Exclusively for zoos.media – 17.03.2021. Author: Philipp J. Kroiß
This news has shocked many: the orca Skyla suddenly and unexpectedly died in Loro Parque, Tenerife. This article explains the background.
Loro Parque: Orca Skyla’s sudden death
On the night of the 11th to the 12th of March 2021, the orca Skyla died in Loro Parque, Tenerife. She passed away very suddenly due to an illness that cannot be prevented: volvulus. Many dog owners will know this, especially those who have older dogs. From one moment to the next, a loop of intestine twists around itself, causing the animal’s death if there is no surgical intervention.
Volvulus – a serious illness
Volvulus is known to occur also in humans. To establish a diagnosis, an imaging method is necessary (mostly x-ray and ultrasound) and the patient must be provided with surgical care because if left untreated it will generally lead to death. The average fatality rate in humans is 20% – which shows just how dangerous it is. The illness affects mostly infants, but it can also affect adults, and then every second counts.
It isn’t on most people’s radar because it is quite rare and unless there is a case in one’s immediate surroundings or a pet suffers from it (a dog, cat, or guinea pig, for instance), you never come into contact with it. Moreover, nobody knows why it occurs, which is why there are no preventive measures against it.
The risk factors on the other hand are known – one is age and the other is rib cage size. This has been researched quite well for dogs: Great Danes and Bloodhounds have a 30% chance of developing such a twist in the course of their lives, Sighthounds and Collies a 20% chance, and the Irish Wolfhound has an 18% chance. If you now look at an orca skeleton, you see that it has a huge rib cage.
There is no cause & no treatment
Given this, one can imagine that orcas also run the risk of their stomach or intestines getting into disarray. Skyla is certainly not an exception. In 2015, the male orca Valentin died of the same cause in Marineland Antibes at the age of 19, so similar in age to the 17-year-old Skyla. In 2002, the young orca Algonquin died at the age of two in Marineland Canada from the same cause.
This illness occurs in cetaceans in nature as well as under human care, and it is of course subject of science and research. 18 cases were recorded in a central study – nine were stranded animals and the other nine were animals under human care. The latter deaths all occurred out of the blue and there was nothing that could have predicted them.

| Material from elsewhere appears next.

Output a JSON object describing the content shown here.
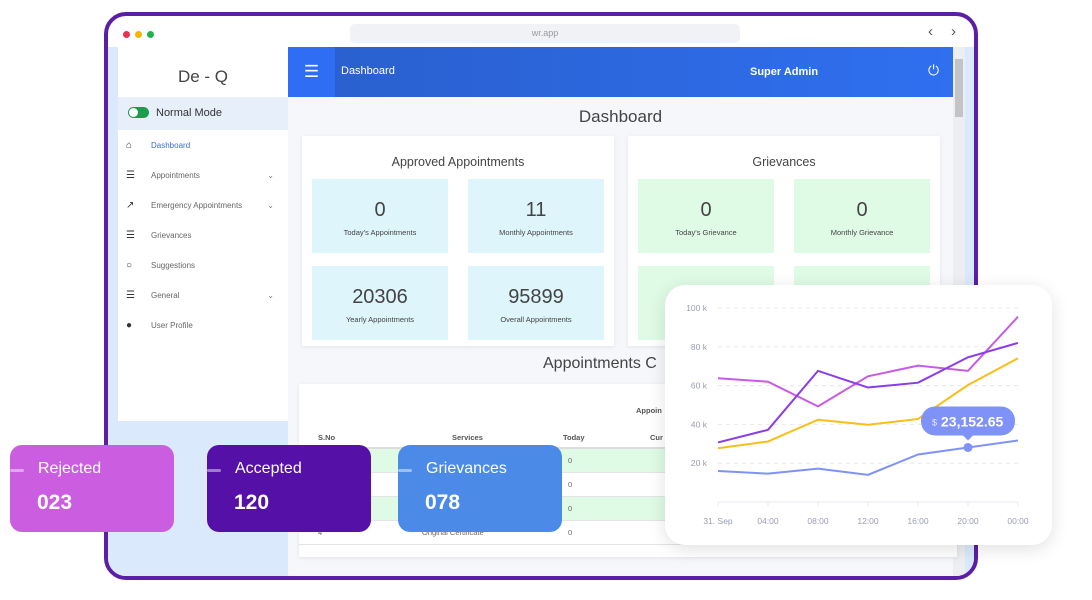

The problem is that even if this could be diagnosed quickly, which is not possible at present, there is currently no treatment available for orcas. It is not possible to just lay an orca on an operating table, cut it open, fix the issue, and then sew it back together. Killer whales cannot be put under general anaesthesia to perform such a complex emergency surgery.

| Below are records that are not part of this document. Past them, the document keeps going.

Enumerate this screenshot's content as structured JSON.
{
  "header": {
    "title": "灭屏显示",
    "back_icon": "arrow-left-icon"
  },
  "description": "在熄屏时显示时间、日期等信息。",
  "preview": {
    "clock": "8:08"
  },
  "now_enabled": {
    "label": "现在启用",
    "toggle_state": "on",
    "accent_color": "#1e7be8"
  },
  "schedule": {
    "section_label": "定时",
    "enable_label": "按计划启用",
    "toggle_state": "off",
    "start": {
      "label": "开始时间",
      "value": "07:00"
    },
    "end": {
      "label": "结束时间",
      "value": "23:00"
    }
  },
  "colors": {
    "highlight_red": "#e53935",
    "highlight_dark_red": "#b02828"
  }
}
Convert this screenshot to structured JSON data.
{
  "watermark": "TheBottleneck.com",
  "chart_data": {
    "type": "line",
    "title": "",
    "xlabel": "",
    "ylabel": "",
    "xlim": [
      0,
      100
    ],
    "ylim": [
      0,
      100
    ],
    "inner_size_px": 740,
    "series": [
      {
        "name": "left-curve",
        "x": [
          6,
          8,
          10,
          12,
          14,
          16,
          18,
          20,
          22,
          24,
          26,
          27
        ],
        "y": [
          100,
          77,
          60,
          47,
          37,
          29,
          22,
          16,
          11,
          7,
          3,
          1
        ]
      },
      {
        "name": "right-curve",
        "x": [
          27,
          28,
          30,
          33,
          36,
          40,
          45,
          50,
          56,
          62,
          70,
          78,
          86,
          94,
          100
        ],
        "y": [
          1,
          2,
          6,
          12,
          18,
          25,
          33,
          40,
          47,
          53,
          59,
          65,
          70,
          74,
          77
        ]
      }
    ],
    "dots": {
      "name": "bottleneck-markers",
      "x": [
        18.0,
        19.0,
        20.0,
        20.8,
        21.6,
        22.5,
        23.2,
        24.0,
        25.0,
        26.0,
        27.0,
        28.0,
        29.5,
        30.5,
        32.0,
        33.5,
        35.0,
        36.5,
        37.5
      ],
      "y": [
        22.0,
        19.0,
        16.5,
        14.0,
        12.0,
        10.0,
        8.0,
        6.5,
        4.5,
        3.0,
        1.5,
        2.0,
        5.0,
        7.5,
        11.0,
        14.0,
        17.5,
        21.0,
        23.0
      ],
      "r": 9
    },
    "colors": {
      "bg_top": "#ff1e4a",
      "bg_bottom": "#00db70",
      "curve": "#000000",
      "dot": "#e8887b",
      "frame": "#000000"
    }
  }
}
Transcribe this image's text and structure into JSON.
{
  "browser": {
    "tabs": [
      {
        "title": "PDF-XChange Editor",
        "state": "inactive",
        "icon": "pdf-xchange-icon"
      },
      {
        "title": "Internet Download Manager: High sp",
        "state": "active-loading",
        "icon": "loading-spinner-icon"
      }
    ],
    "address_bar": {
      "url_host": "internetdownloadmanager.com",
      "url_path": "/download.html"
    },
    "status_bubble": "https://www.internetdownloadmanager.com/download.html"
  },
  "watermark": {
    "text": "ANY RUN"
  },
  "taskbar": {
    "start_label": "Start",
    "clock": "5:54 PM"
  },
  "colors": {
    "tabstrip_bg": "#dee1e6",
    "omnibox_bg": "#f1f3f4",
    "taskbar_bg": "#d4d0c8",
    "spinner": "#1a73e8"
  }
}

Experts are currently completely powerless against this illness in orcas: it is usually only detected during the autopsy, and there is nothing that can be done to prevent it. In the case of humans or other animals, the situation is slightly better, but that is thanks to research that just isn’t available for orcas. Skyla’s death, as terrible and tragic as it is, will drive this research forward.
It has nothing to do with the husbandry
As mentioned above, volvulus can occur in nature as well as under human care, and there is no known cause for it. All allegations associating Skyla’s death with her husbandry are wrong, ignorant, and completely unfounded. In nature, she would not have had any chance of surviving this illness – she would also have died.

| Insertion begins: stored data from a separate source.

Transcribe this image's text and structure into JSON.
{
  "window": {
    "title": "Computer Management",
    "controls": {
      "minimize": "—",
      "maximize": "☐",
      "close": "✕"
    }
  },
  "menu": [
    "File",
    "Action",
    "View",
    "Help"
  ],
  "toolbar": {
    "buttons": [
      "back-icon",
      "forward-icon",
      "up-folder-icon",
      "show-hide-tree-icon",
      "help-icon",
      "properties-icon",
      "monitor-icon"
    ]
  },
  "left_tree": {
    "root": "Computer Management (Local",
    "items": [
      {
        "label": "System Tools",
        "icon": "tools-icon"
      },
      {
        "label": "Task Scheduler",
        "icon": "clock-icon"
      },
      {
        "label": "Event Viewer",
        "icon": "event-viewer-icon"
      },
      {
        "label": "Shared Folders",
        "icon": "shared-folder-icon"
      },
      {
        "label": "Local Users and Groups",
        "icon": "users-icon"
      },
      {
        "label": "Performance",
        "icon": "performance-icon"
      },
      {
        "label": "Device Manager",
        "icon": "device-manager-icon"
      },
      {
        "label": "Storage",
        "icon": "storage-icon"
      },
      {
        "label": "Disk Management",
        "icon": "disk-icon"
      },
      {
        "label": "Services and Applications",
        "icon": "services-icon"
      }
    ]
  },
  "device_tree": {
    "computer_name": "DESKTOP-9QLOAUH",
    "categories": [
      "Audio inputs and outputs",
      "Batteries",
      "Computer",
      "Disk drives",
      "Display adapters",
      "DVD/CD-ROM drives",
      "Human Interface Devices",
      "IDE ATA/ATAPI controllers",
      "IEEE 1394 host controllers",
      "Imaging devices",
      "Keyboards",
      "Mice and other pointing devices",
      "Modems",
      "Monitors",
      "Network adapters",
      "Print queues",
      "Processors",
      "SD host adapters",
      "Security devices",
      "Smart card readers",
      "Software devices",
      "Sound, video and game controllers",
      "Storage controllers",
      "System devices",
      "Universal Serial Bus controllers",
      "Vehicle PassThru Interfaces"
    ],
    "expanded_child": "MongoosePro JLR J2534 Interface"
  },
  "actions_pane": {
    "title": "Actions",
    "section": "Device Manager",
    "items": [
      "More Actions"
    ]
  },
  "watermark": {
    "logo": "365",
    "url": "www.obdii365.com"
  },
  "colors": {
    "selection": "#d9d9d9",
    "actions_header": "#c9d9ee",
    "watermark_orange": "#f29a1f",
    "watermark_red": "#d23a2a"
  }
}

That is the sad truth, and while it cannot provide comfort, it does show how unfounded the populism of animal rights activists and other zoo opponents is. Throughout her life, Skyla has done far more for orca conservation than those who now want to use her death to discredit orca husbandry.
Orca Ocean in Loro Parque is a centre for research, education, and nature as well as population conservation. Killer whales might not be globally threatened, but several populations are on the brink of extinction. Loro Parque Foundation provides active help here, working together with the animals at Orca Ocean on various levels. Skyla’s legacy is her contribution to the conservation of her wild conspecifics and their habitats, and it is worth its weight in gold.